With a fixed-rate mortgage you benefit from the security of locking in your mortgage interest rate for a predetermined length of time, usually ranging from six months to five years. Other terms such as three months, or six, seven and 10 years are also available.

If you think interest rates will increase, you may want to choose a longer term, such as a five-year term. If you think that rates are going to decrease or remain relatively stable for a long period of time, you may want to choose a shorter term.

Most lenders will allow you to make additional payments on your mortgage without any penalty. These could amount to as much as 25 per cent of your original mortgage amount (depending on the institution). However, if you want to pay more than the annual allowable maximum, or pay off the entire mortgage at any time, you will generally have to pay a penalty. Make sure you understand this before choosing your term.


Open Mortgage

An open mortgage allows you to pay off part of your mortgage, or the entire mortgage, at any time without any penalty. Open mortgages usually have a short term, ranging from six months to one year. The interest rate is usually higher than the fixed rate for a closed mortgage with a similar term. One situation where an open mortgage may be appropriate is if your house is for sale and you want to repay the financial institution with the money you get from the sale.

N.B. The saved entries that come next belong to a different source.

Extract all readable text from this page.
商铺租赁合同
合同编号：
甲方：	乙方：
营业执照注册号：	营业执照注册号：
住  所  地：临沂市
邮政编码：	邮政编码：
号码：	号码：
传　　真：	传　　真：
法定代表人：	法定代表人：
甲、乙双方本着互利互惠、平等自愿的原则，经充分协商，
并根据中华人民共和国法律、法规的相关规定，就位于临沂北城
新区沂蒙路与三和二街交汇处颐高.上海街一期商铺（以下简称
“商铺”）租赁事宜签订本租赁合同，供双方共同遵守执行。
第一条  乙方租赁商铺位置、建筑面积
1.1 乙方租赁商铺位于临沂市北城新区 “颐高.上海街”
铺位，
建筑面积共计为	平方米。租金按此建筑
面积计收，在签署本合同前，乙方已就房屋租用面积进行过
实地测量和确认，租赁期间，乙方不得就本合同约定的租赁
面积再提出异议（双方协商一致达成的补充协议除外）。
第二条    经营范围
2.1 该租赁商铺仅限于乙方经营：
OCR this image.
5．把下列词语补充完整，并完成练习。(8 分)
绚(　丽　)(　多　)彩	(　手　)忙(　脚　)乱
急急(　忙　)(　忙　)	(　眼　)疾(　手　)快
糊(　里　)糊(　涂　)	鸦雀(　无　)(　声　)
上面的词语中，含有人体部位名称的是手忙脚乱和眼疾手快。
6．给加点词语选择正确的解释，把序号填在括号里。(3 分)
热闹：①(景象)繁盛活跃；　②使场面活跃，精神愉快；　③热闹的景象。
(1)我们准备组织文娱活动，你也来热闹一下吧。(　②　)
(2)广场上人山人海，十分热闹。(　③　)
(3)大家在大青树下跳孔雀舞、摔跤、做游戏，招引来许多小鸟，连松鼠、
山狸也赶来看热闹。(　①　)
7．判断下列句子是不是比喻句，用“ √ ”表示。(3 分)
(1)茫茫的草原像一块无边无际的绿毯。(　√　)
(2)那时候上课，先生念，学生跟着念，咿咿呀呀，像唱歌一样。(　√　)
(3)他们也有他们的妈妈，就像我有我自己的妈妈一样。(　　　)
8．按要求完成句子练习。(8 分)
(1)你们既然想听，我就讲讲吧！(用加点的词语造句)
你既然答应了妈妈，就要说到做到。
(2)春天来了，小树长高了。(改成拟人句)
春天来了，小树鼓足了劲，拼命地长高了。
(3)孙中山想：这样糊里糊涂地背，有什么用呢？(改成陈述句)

Variable Interest Rate Mortgage

At the start of a variable interest-rate mortgage, the lender will calculate a mortgage payment that includes both the principal and interest. During the term of the mortgage, your payments usually do not change. However, as the base rate for the variable interest-rate mortgage changes, so will the interest rate on your mortgage.

If interest rates drop, less of each payment will go towards paying interest and more will go towards paying off the principal. If interest rates rise, more of your payment will go towards paying interest and less will go to reducing the principal.

Some variable-rate mortgages are completely open (you can pay off all or part of your mortgage at any time, without a penalty). Others may be closed and charge a penalty for paying off all or part of the mortgage.


Convertibility Feature

A mortgage with a convertible feature allows you to renegotiate your interest rate (renew it early) before the maturity date. However, not all lending institutions offer a convertibility feature. With a convertible rate mortgage, you can lock into a longer term during the current term of your mortgage without paying a penalty – but only if you stay with the same lender. For example, if after a couple of months you see that interest rates are going to increase, you may change to a longer-term mortgage such as a five-year term. The convertibility feature is often on variable interest-rate mortgages or fixed-rate mortgages with short terms.


Adjustable Rate Mortgage

An adjustable-rate mortgage is a mortgage where the interest rate and payment amount are adjustable from time to time during the term.